La noche me confunde y el Atleti ¡también!

¿Sabéis esas noches de fiesta con los colegas que son memorables y llenas de anécdotas míticas? Muchas veces acabas realizando algún acto impresentable, mandando algún sms absurdo que nunca deberías haber enviado y al día siguiente estás hecho mierda del pedo que te pillaste y algo avergonzado de tus cuatro hazañas de maleducado impresentable.

Sin embargo, con los colegas, acabas siempre recordando ESA NOCHE como una de las más míticas, divertidas, alocadas y geniales de tu vida, y siempre la traes a colación cuando os encontráis, como un gran recuerdo. Pues la temporada 2013/2014 del Atleti es como ESA NOCHE. Al final la cagaste, pero es memorable.

Campeones de momentos

El árbitro pitó el final y me acordé de mi madrina, la tía Mariángeles. Se la llevó un cáncer poco después de que ganásemos la Liga del 96. Vimos aquel partido en su casa de Serranillos y cuando el árbitro pitó el final nos dejó salir con unas cacerolas por la calle a celebrarlo. No se me olvidará nunca.

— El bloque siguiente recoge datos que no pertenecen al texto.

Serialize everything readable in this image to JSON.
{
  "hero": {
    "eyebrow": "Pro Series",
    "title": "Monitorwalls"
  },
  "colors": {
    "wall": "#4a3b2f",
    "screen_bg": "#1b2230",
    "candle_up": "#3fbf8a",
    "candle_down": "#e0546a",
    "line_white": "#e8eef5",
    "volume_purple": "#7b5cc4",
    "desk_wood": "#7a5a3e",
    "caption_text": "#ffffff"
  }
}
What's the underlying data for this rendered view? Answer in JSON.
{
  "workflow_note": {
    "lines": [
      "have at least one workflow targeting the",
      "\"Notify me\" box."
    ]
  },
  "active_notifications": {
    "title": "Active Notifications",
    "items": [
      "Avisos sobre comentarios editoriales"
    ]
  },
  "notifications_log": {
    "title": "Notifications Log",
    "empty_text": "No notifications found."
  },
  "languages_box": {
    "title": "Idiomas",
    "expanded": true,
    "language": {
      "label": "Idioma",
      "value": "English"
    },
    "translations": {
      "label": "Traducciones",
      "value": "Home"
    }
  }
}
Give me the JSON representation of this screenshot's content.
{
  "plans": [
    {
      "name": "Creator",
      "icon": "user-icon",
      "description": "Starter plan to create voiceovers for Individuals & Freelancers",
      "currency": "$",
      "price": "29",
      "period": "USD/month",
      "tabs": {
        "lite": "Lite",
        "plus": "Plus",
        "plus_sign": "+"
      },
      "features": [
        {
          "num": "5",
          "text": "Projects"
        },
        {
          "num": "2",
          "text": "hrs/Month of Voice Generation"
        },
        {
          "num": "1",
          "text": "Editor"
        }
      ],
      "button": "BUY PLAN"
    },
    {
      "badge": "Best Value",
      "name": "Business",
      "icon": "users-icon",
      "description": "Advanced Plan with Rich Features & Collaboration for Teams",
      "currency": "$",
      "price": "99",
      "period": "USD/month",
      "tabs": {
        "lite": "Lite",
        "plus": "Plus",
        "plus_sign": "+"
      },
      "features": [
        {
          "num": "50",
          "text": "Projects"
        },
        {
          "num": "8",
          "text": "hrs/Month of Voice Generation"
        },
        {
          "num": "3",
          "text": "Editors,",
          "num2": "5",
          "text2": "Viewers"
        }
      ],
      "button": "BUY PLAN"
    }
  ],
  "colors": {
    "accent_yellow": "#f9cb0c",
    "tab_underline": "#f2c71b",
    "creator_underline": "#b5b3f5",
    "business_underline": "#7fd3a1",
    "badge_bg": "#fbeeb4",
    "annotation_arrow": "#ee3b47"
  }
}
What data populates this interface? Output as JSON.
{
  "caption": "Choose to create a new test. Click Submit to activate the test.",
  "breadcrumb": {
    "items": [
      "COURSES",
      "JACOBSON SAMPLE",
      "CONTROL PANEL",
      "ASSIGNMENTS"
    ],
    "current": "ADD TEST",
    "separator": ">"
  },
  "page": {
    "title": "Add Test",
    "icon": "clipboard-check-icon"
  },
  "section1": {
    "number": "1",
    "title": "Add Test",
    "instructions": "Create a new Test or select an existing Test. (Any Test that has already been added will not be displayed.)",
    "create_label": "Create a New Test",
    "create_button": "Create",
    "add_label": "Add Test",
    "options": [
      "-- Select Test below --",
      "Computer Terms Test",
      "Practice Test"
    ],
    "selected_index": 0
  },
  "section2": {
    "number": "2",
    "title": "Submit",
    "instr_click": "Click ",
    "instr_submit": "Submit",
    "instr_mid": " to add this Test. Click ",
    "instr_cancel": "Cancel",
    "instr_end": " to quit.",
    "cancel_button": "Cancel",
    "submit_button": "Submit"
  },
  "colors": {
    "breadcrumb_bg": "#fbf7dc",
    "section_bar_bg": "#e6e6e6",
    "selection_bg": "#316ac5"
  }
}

Ser del Atleti en edad adulta supone saber enlazar lo que estás viviendo en presente con todo aquello que viviste en pasado. Es un hilo emocional que toca todas las épocas de tu vida. No recuerdo una sola etapa de mi vida que no relacione con un momento mejor o peor de nuestro equipo. He ido al Calderón con mi padre de la mano, he ido al Calderón con el corasón partío por un amor no correspondido de época de instituto, el famoso 15M me fui a una mani y después al Calderón, y así todo. Aquel partido lo asocio a estar sentado en la grada con mi hermano, en aquel otro vino mi tío Eduardo a ver a su Valencia contra mi Atleti, otro que vimos por la tele en Jesús Pobre (Alacant) perdimos y nos tomamos unas picaetas de la terra.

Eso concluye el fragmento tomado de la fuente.